【完結】婚約破棄したら意地悪悪魔に目を付けられました!?(仮)


「……え、でも」

「いいから、寝とけ」

 そう言われた私は、思わず「も、もう大丈夫ですから!」と立ち上がったが、立ち上がった瞬間にふらっとしてしまい、よろけてしまった。

「きゃっ……!」

 よろけた身体は、片霧先生の身体によって抱きとめられた。

「ほら、やっぱり。大丈夫じゃないだろうが」

 片霧先生のその身体は大きくて、がっしりとしていた。

「ほら、熱下がるまで寝とけ」

 ベッドに寝かせてくれる片霧先生の瞳から目が離せなくて、私は思わず片霧先生の腕を掴んでしまった。

「……おい?どうした?」

「ここに……いてほしいです」

 どうしては分からないけど、私は片霧先生がそばにいてほしいと思ってしまう。 

「片霧先生……私ね……」

 どうしてかな……。

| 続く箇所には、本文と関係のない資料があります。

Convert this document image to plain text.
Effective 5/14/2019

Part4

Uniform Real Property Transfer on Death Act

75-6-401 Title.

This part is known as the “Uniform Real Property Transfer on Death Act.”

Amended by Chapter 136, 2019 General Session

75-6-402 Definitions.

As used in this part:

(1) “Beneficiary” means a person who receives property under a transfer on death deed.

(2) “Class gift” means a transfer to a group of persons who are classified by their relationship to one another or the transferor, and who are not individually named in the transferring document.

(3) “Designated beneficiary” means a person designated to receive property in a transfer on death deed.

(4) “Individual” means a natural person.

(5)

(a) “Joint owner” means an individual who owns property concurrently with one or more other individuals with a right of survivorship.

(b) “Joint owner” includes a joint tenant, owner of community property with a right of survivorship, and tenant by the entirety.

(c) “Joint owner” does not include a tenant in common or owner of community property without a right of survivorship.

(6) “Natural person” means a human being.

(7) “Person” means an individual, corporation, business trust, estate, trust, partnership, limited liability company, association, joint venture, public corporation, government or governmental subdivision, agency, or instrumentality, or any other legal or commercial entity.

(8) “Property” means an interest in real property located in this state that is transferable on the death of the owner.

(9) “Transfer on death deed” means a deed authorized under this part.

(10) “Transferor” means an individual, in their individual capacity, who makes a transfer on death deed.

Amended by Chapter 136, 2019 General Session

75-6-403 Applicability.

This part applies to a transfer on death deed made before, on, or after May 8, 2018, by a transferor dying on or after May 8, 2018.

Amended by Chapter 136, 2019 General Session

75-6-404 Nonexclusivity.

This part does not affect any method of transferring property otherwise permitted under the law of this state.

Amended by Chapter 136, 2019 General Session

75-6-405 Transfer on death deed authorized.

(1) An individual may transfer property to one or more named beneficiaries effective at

私、なんか変なんだ。 
 熱があるから、かな……?

「……いいから、黙って寝とけ」

 私に布団をかけてくれる片霧先生が、あまりにも優しくて、変な気持ちになってしまう。

「待ってっ……」

 私は片霧先生の服の袖を引っ張って、片霧先生の身体を引き寄せた。

「どうした?」

 私はベッドから起き上がると、片霧先生に「あの、私……あなたのこと……」と伝えた。

「……なんだよ?」

 このドキドキの正体を、私はきっと知っている。
 私は自分の顔を近付けると、片霧先生の唇に自分の唇を重ね合わせた。